Я слез с метлы, с наслаждением помассировал затекшую пятую точку и приступил к делу. Достал магический светильник, почистил пол от мусора, затем взял бутыль с рунным зельем, трансфигурировал отыскавшийся в кармане носовой платок в кисточку и принялся выводить затейливые иероглифы на сером камне, изредка сверяясь с чертежом. Практика создания ритуальных рисунков у Альбуса была огромная, и проблем с начертанием пентаграммы у меня не возникло. Слабо фосфоресцирующая янтарная жидкость стекала с кончика кисти, не делая клякс и не образуя брызг, линии выходили четкими, рунные цепочки ложились рядком, не мешая друг другу. Одна беда — спустя полчаса, проведенных в позе ковыряющегося в земле дачника, у меня не на шутку разболелась поясница, но не все же коту масленица?

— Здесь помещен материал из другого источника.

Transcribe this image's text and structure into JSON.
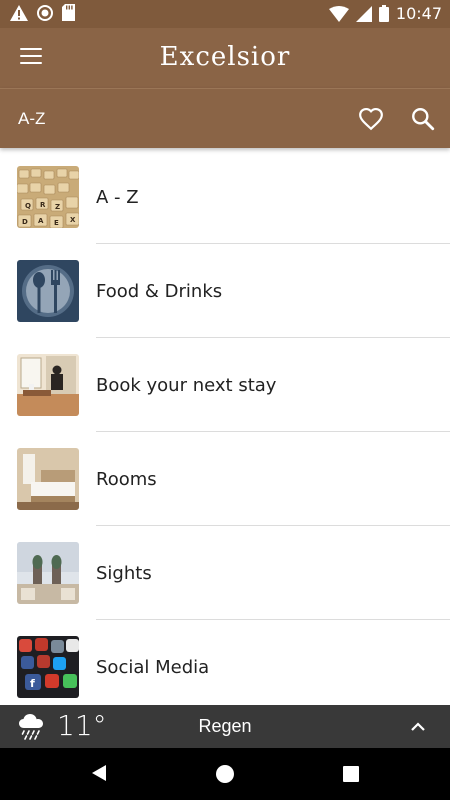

Вписав во внешний контур последние символы, я со стоном облегчения принял вертикальное положение, отставил в сторонку опустевшую на две трети бутыль и окинул пентаграмму критическим взором. Память Дамблдора утверждала, что она вышла если не идеальной, то очень близкой к этому определению. Можно было начинать.
Первым делом я заблокировал канал, связывающий меня с Фоуксом. Вернее, не просто заблокировал, а зациклил, пустив по нему нейтрально-ровный фон своих эмоций и зафиксировав его на повтор. Теперь феникс будет чувствовать, что со мной все в порядке. А то магические ритуалы — штука непредсказуемая. Может всякое случиться: пойдет откат, сопровождающийся болью, начнутся перегрузки, потребуется окклюментная корректировка сознания. И в критический момент мне меньше всего бы хотелось отвлекаться на паникующего фамильяра, прилетевшего меня спасать.
Достав сундук с крестражами, я извлек оттуда дневник, поместил его в самый центр рисунка и затянул длинный стих на латыни, направив палочку на основу рисунка и вливая в нее свою силу. Что любопытно, стихотворение, которое я с выражением декламировал, заклинанием не являлось. Это была древняя баллада о лесах, любимая Альбусом за четкость строф и размеренность куплетного метроритма. Как подсказывала директорская память, вербальная составляющая в сложных ритуалах для волшебников служила своего рода хронометром. Ведь основополагающий закон ритуалистики гласил: нельзя одновременно наполнять энергией разнородные элементы магической конструкции. Они начнут конфликтовать между собой, что в итоге приведет к разрушению всего рисунка и неконтролируемому выбросу силы.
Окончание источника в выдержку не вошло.